Print version ISSN 1517-8692

Abstract

ARAUJO, Claudio Gil Soares de  and  ARAUJO, Denise Sardinha Mendes Soares de. Flexitest: inappropriate use of condensed versions. Rev Bras Med Esporte [online]. 2004, vol.10, n.5, pp. 381-384. ISSN 1517-8692.  http://dx.doi.org/10.1590/S1517-86922004000500005.

BACKGROUND AND OBJECTIVES: Flexibility, defined as the maximal passive mobility of a given joint movement is one of the health-related physical fitness variables, representing an important factor for body and movement performance, either in sports or scenic modalities, where the gracefulness and beauty of movements is relevant. Among the several flexibility measurement and evaluation methods, one of the most used is the Flexitest that includes 20 joint movements graduated between 0 to 4 points. However, some professionals have used condensed versions of only four or six movements empirically selected.

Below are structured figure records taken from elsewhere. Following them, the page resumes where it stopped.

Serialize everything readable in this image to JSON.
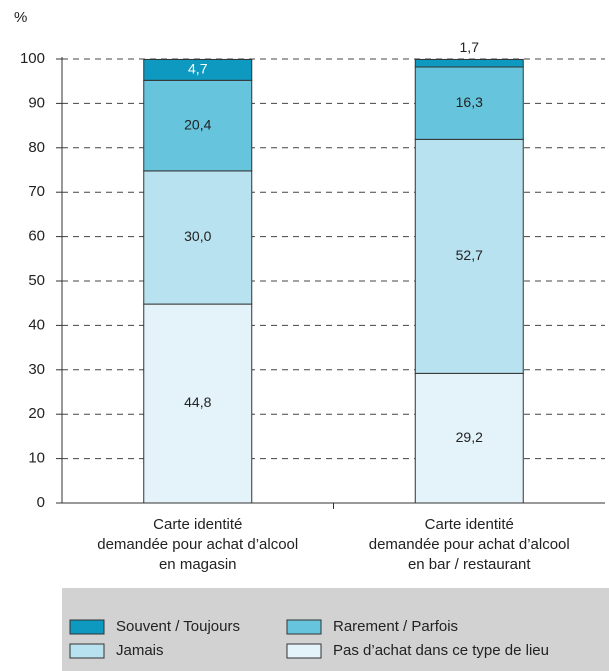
{
  "chart_data": {
    "type": "stacked_bar",
    "ylabel": "%",
    "categories": [
      "Carte identité\ndemandée pour achat d’alcool\nen magasin",
      "Carte identité\ndemandée pour achat d’alcool\nen bar / restaurant"
    ],
    "series": [
      {
        "name": "Pas d’achat dans ce type de lieu",
        "color": "#e3f3f9",
        "values": [
          44.8,
          29.2
        ],
        "value_labels": [
          "44,8",
          "29,2"
        ]
      },
      {
        "name": "Jamais",
        "color": "#b8e2f0",
        "values": [
          30.0,
          52.7
        ],
        "value_labels": [
          "30,0",
          "52,7"
        ]
      },
      {
        "name": "Rarement / Parfois",
        "color": "#66c4dd",
        "values": [
          20.4,
          16.3
        ],
        "value_labels": [
          "20,4",
          "16,3"
        ]
      },
      {
        "name": "Souvent / Toujours",
        "color": "#0e9ac0",
        "values": [
          4.7,
          1.7
        ],
        "value_labels": [
          "4,7",
          "1,7"
        ]
      }
    ],
    "ylim": [
      0,
      100
    ],
    "yticks": [
      0,
      10,
      20,
      30,
      40,
      50,
      60,
      70,
      80,
      90,
      100
    ],
    "grid": true
  }
}
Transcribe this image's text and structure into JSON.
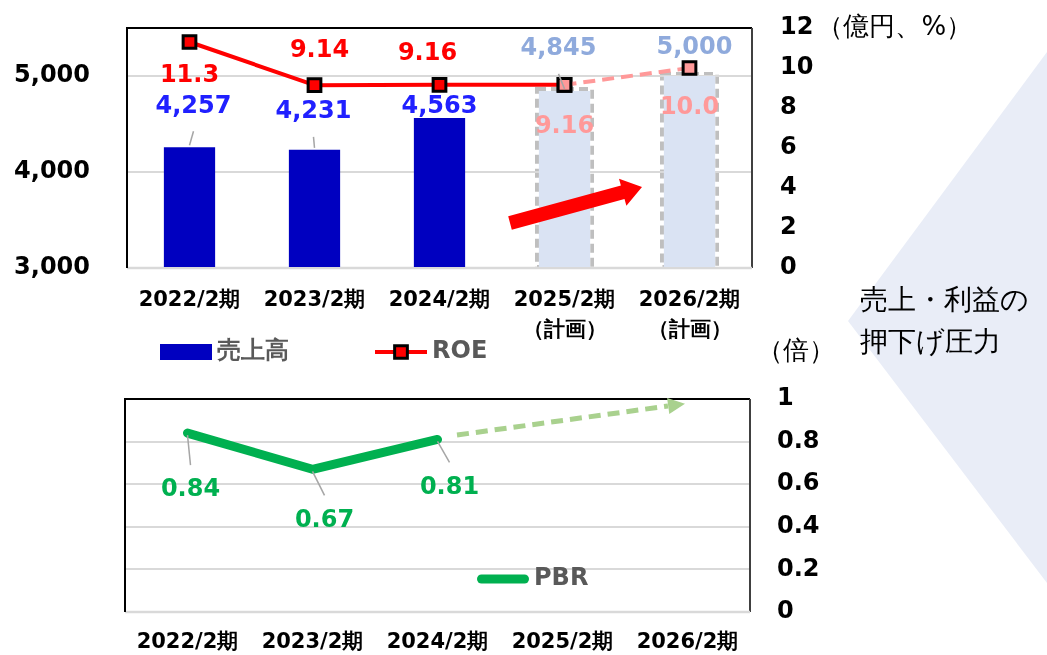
{
  "chart_data": [
    {
      "type": "bar",
      "categories": [
        "2022/2期",
        "2023/2期",
        "2024/2期",
        "2025/2期（計画）",
        "2026/2期（計画）"
      ],
      "series": [
        {
          "name": "売上高",
          "color": "#0000c0",
          "values": [
            4257,
            4231,
            4563,
            null,
            null
          ],
          "value_labels": [
            "4,257",
            "4,231",
            "4,563",
            null,
            null
          ]
        },
        {
          "color": "#dae3f3",
          "line_style": "dashed",
          "values": [
            null,
            null,
            null,
            4845,
            5000
          ],
          "value_labels": [
            null,
            null,
            null,
            "4,845",
            "5,000"
          ]
        },
        {
          "name": "ROE",
          "type": "line",
          "axis": "y2",
          "color": "#ff0000",
          "marker": "square",
          "values": [
            11.3,
            9.14,
            9.16,
            9.16,
            null
          ],
          "value_labels": [
            "11.3",
            "9.14",
            "9.16",
            null,
            null
          ]
        },
        {
          "type": "line",
          "axis": "y2",
          "color": "#ff9999",
          "marker": "square",
          "line_style": "dashed",
          "values": [
            null,
            null,
            null,
            9.16,
            10.0
          ],
          "value_labels": [
            null,
            null,
            null,
            "9.16",
            "10.0"
          ]
        }
      ],
      "stacked": true,
      "ylim": [
        3000,
        5500
      ],
      "yticks": [
        {
          "value": 3000,
          "label": "3,000"
        },
        {
          "value": 4000,
          "label": "4,000"
        },
        {
          "value": 5000,
          "label": "5,000"
        }
      ],
      "y2lim": [
        0,
        12
      ],
      "y2ticks": [
        0,
        2,
        4,
        6,
        8,
        10,
        12
      ],
      "y2label": "（億円、%）",
      "grid": "y",
      "legend": "bottom",
      "annotations": [
        "売上・利益の押下げ圧力"
      ]
    },
    {
      "type": "line",
      "categories": [
        "2022/2期",
        "2023/2期",
        "2024/2期",
        "2025/2期",
        "2026/2期"
      ],
      "series": [
        {
          "name": "PBR",
          "color": "#00b050",
          "values": [
            0.84,
            0.67,
            0.81,
            null,
            null
          ],
          "value_labels": [
            "0.84",
            "0.67",
            "0.81",
            null,
            null
          ]
        }
      ],
      "ylim": [
        0,
        1
      ],
      "yticks": [
        0,
        0.2,
        0.4,
        0.6,
        0.8,
        1
      ],
      "ylabel": "（倍）",
      "grid": "y",
      "legend": "bottom"
    }
  ]
}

The objective of this study is to evaluate the practical and scientific validity of condensed versions use in replacement of the Flexitest full version. METHODS: Flexitest data were used in 3,116 individuals namely: 1,847 men and 1,269 women with ages ranging from 5 to 88 years. From step-by-step progressive regression analyses four and six movements that best estimated the Flexindex (sum of the 20 movements scores) separately for children and adolescents, young adults, adults and aged adults from both genders were selected. RESULTS: Despite the high determination coefficients obtained in the regression analyses, slightly better for six movements, standard errors of estimate ranged from 2.7 to 3.8 points (3.8 and 3.9, respectively, for men and women with no division by age group), exceeding what is expected as measurement error and similar to what is observed as result of a specific training program. CONCLUSION: Except for very specific and unusual situations, the use of condensed Flexitest versions of four or six movements is not appropriate even if specific for age range and gender.

Keywords : Flexibility; Evaluation; Physical exercise; Sports; Kinanthropometry.